Auch die leisen, romantischen Stellen sind bei ihm nicht kitschig. Bumerli
ist noch dazu eine gesangliche Herausforderung, die der Tenor durch seine
vielschichtigen Opernerfahrungen mit Bravour meisterte. Eine schöne Charakterstudie
mit dem richtigen Maß an Augenzwinkern.
Das
Stadttheater Hildesheim zeigte, wie man Operette auch bringen kann, wobei
sich Oscar Straus nach Shaw für diese Deutungsweise anbietet.

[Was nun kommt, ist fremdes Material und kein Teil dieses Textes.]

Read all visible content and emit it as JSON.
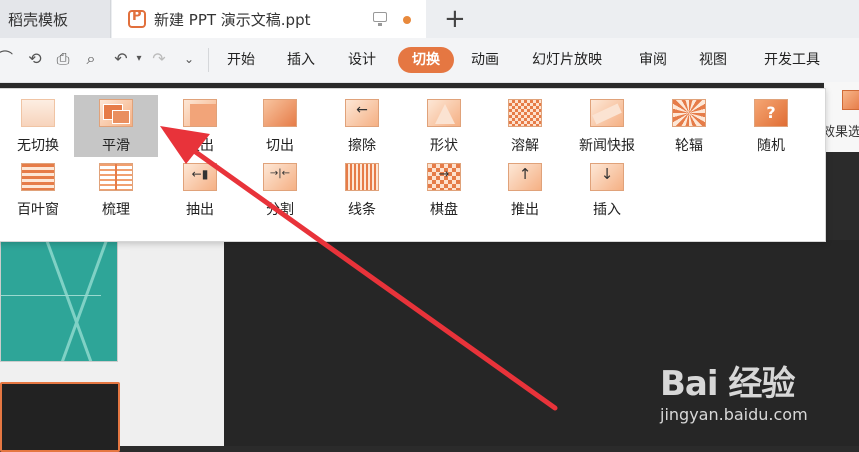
{
  "tabs": [
    {
      "label": "稻壳模板"
    },
    {
      "label": "新建 PPT 演示文稿.ppt"
    }
  ],
  "menu": {
    "items": [
      "开始",
      "插入",
      "设计",
      "切换",
      "动画",
      "幻灯片放映",
      "审阅",
      "视图",
      "开发工具"
    ],
    "active": "切换"
  },
  "ribbon": {
    "effect_options_label": "效果选"
  },
  "gallery": {
    "selected": "平滑",
    "row1": [
      "无切换",
      "平滑",
      "淡出",
      "切出",
      "擦除",
      "形状",
      "溶解",
      "新闻快报",
      "轮辐",
      "随机"
    ],
    "row2": [
      "百叶窗",
      "梳理",
      "抽出",
      "分割",
      "线条",
      "棋盘",
      "推出",
      "插入"
    ]
  },
  "watermark": {
    "brand": "Bai 经验",
    "url": "jingyan.baidu.com"
  },
  "colors": {
    "accent": "#e57742",
    "annotation_arrow": "#e8333a"
  }
}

Eine gute
Ensembleleistung, in die Thomas DORSCH (mit Wortmeldung!) und das von
ihm geleitete Orchester (tapfere Damen und Herren u.a. bei "Anton Kuhn
scheppert durch den Graben"...) einbezogen wurden. Die Fäden liefen unauffällig,
aber souverän beim Dirigenten zusammen. Auch der Chor und der Extrachor
verdienten sich den begeisterten Schlußapplaus.
Es
war musikalisch wie szenisch ein exzellenter Abend, und für mich das erste
Mal, daß es bei einer Operettenaufführung keinen einzigen sängerischen
Ausfall gab. Wir haben uns köstlich amüsiert und sehr herzlich gelacht.